The Speed of Small Solutions


The pace of technology change requires nimble solution change. Small solutions help.

All-in-one is Expensive

How many times do you setup a project? Once. But how many times does tech change over the lifetime of your project? Many, many times.

There is an allure to all-in-one solutions: everything has been preconceived; it's all bundled in the box together; it just works. Once you pay the price of learning the whole package, they say, you'll have a complete toolkit to solve your problems. But this upfront cost is hardly the final price to pay.

Moving away from an all-in-one solution is even more expensive than choosing it in the first place.
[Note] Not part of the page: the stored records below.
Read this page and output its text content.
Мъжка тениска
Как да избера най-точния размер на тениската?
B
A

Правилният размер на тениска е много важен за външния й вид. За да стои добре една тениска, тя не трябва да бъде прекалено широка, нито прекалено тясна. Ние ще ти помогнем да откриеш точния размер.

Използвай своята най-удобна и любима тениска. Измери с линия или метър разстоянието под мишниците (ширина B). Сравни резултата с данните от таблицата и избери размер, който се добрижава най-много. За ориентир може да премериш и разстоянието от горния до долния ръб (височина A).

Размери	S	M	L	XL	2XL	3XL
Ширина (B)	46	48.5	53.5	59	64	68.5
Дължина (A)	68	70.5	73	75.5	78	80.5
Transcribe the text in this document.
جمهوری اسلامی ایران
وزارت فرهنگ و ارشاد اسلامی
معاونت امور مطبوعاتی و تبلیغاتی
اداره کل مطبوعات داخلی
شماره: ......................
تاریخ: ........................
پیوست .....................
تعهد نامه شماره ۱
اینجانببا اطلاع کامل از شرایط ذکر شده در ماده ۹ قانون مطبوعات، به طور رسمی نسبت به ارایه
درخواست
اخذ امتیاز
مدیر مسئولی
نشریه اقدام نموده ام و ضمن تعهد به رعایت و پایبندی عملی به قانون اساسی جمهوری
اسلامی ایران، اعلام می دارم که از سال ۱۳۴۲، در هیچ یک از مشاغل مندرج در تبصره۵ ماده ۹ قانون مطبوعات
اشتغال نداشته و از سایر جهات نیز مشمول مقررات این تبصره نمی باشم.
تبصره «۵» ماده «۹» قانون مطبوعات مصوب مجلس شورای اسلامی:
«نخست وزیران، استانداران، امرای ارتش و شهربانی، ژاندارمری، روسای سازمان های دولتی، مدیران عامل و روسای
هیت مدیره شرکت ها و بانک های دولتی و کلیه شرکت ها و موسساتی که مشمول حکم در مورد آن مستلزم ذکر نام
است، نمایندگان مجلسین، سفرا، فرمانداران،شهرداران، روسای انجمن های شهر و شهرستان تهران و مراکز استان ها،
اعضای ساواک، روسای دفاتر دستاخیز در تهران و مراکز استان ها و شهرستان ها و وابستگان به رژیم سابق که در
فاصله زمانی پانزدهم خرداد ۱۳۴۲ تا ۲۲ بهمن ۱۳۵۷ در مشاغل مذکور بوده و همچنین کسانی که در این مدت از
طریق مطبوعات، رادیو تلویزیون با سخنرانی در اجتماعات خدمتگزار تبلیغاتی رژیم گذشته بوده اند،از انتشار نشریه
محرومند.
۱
Because it came as a package, it often has to leave as a package.

One-upping Technology

There is so much movement in so many technology spaces. Subjects are ever-deepening. There are many players in these spaces, developing new techs every day. Each new tech seems to leap frog the previous and expand into new, interesting territory.

When something comes out that is compelling enough to make us want to use it, we'd love to add it to our development arsenal. We can keep with important trends individually, not waiting for a convenient all-in-one's to appear.

Pieced-together Solutions

If we have pieced our own favorite techs together into a solution that works for us, we're more ready to swap something out when the new, compelling tech comes along. We don't have to throw away the rest. We can use them together.

Each of these small solutions can do one thing well. They can have well-defined single responsibilities that can be learned, optimized, debugged, or swapped out easily. This means as things change, we can advance our own solutions faster, approaching the pace of the source technology change.

If we are more nimble in advancing our solutions, we can improve more quickly. We can give more joy to our customers. We can give more joy to the developers. The a la carte approach to our solution choices enables us to pick up and put down solutions as they become available.

Have you experienced this before? What small solutions have you found easy to move away from or advance into?